King compare l’écrivain à un bon bricoleur, celui qui dispose toujours des outils dont il a besoin dans la caisse qu’il trimbale toujours avec lui. Ses outils sont le vocabulaire, la grammaire et le style. Cela pourrait passer pour des évidences, s’il ne nous mettait pas en garde contre ce qu’il considère être les pires ennemis de l’écriture de fiction :
– la voix passive,
Car elle a tendance à placer un objet ou un corps inerte comme le sujet d’une phrase, ce qui est une aberration,
– les adverbes
Qui n’apportent rien à une phrase sinon une redondance inutile du type « Il frappa la table violemment » (on se doute que, s’il frappe, ce n’est pas avec douceur).
– les verbes déclaratifs
Qui sont juste une façon de contourner la règle des adverbes et sont tout aussi redondants. Si un personnage lâche « Ta gueule, salope ! », pas la peine d’ajouter un « cria-t-il » derrière. C’est inutile.

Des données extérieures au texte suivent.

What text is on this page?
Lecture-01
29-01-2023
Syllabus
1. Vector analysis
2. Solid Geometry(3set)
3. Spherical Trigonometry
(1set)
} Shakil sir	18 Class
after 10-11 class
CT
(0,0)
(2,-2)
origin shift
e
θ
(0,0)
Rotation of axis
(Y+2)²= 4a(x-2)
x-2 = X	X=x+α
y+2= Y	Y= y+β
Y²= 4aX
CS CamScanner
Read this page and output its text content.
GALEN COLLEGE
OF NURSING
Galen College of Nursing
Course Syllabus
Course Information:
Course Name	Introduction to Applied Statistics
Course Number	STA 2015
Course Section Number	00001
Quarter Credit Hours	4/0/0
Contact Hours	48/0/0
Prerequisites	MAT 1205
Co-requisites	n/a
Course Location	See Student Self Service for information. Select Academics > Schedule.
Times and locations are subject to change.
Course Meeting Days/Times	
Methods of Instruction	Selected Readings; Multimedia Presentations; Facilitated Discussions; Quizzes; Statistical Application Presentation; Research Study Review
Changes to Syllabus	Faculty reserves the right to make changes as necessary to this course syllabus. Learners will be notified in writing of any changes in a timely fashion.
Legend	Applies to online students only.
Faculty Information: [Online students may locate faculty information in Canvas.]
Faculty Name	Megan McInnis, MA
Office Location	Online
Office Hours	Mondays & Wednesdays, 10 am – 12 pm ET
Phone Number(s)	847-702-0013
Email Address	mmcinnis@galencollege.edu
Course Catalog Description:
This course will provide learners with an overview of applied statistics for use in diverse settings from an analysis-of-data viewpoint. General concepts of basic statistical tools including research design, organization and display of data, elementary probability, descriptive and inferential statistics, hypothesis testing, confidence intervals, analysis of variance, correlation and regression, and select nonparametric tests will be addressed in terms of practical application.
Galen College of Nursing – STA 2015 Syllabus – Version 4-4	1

Enfin, parmi tous les conseils d’écriture de Stephen King, voici les dix qui ont retenus toute mon attention et que je vous livre sans plus attendre :
1 – Avoir une production régulière.
Pour cela, il faut une atmosphère de travail sereine et sans interruption. L’auteur doit avoir une pièce dans laquelle travailler avec une porte qui ferme et la volonté de la garder fermée et de ne pas attendre que l’inspiration frappe. Comme l’appétit vient en mangeant, l’inspiration vient en écrivant.
2 – Parler de ce que l’on connaît.
S. King adorait les films de monstres et les bandes dessinées d’horreur quand il était gamin. C’est la raison pour laquelle il s’est engagé dans cette voie. Pour lui, ce qui est critiquable, c’est de se détourner de ce qui nous plaît pour s’attaquer à un autre genre dans le seul but d’impressionner son entourage. Le travail de tout livre, même une fiction, est de dire la vérité,
« Écrivez ce que vous avez envie d’écrire et rendez votre texte unique en y mêlant ce que vous savez de l’existence… »
3 – Ne construisez pas d’intrigue.
Pour lui, il y a incompatibilité entre la construction d’une intrigue et la spontanéité de la véritable création. Il compare la création d’histoire à l’extraction du sol d’un squelette de dinosaure. Il découvre son histoire au pinceau et à la brosse en même temps qu’il l’écrit. Utiliser une intrigue revient à utiliser un marteau piqueur pour extraire le précieux squelette. Dans la célèbre classification de l’architecte et du jardinier de George R Martin, il s’inscrit donc clairement dans celle du jardinier, (cf article “Faut-il construire une intrigue”).
4 – Pas trop de description physique des personnages.
Il faut favoriser le contexte. Tout le monde se fout de savoir si le t-shirt du héros est bleu ou rouge,
5 – N’expliquez jamais quelque chose que vous pouvez montrer.
Un bon dialogue doit être honnête, dire la vérité. Parlez comme votre personnage le ferait et évitez-le politiquement correct,
6 – Laissez le récit et le contexte découvrir vos personnages et les laissez se découvrir d’eux-mêmes.
Il répète plusieurs fois que ce sont ses personnages qui « inventent » l’histoire. Presque doués d’une volonté propre, leurs réactions aux événements dictent la suite du récit.
7 – Rappelez-vous que, dans la vraie vie, personne n’est le « méchant » ou « le meilleur ami ».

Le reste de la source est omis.